Kinoshita Riko, Homma Yuta, Fukuda Mitsunori
Lab of Membrane Trafficking Mechanisms, Department of Integrative Life Sciences, Graduate School of Life Sciences, Tohoku University, Miyagi, Japan.
Methods Mol Biol. 2021;2293:243-256. doi: 10.1007/978-1-0716-1346-7_17.
The Rab family small GTPases are key regulators of intracellular membrane traffic that are conserved in all eukaryotic cells. Rabs are thought to regulate various steps of membrane traffic, including the budding, transport, tethering, docking, and fusion of vesicles or organelles. Approximately 60 different Rabs have been identified in mammals, and each Rab is thought to localize to a specific membrane compartment and regulate its trafficking in a timely manner. Although a few mammalian Rabs have been thoroughly studied, the precise function of the majority of them remains poorly understood. In a recent study, we established a comprehensive collection of Rab-knockout (KO) renal epithelial cells (i.e., Madin-Darby canine kidney [MDCK] II cells) by using Cas9-mediated genome editing technology to analyze the function of each Rab or closely related Rabs in cell viability (or growth), organelle morphology, and epithelial morphogenesis. In this chapter, we describe the procedures for generating Rab-KO MDCK II cells in detail.

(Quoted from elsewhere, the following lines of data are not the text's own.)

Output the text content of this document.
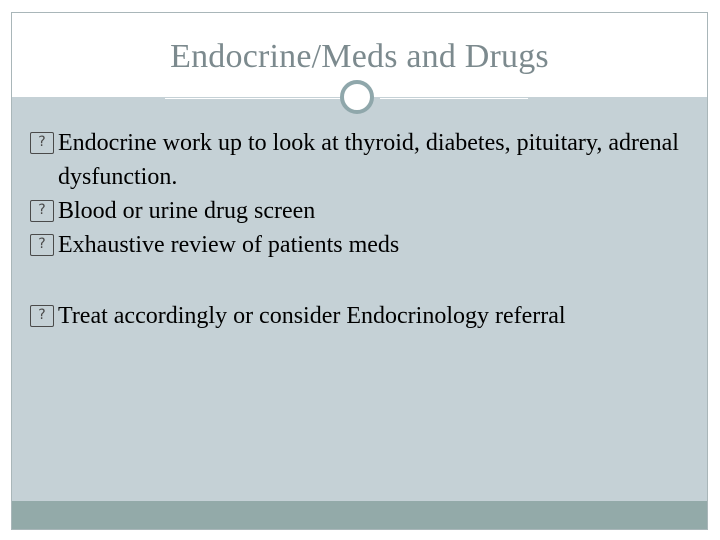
Endocrine/Meds and Drugs
? Endocrine work up to look at thyroid, diabetes, pituitary, adrenal dysfunction.
? Blood or urine drug screen
? Exhaustive review of patients meds
? Treat accordingly or consider Endocrinology referral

Rab家族小GTP酶是细胞内膜运输的关键调节因子,在所有真核细胞中都保守存在。Rabs被认为可调节膜运输的各个步骤,包括囊泡或细胞器的出芽、运输、拴系、对接和融合。在哺乳动物中已鉴定出约60种不同的Rabs,并且每种Rab被认为定位于特定的膜区室并及时调节其运输。尽管少数哺乳动物Rabs已得到深入研究,但它们中的大多数的精确功能仍知之甚少。在最近的一项研究中,我们通过使用Cas9介导的基因组编辑技术建立了Rab基因敲除(KO)肾上皮细胞(即Madin-Darby犬肾[MDCK] II细胞)的综合文库,以分析每种Rab或密切相关的Rabs在细胞活力(或生长)、细胞器形态和上皮形态发生中的功能。在本章中,我们详细描述了生成Rab-KO MDCK II细胞的程序。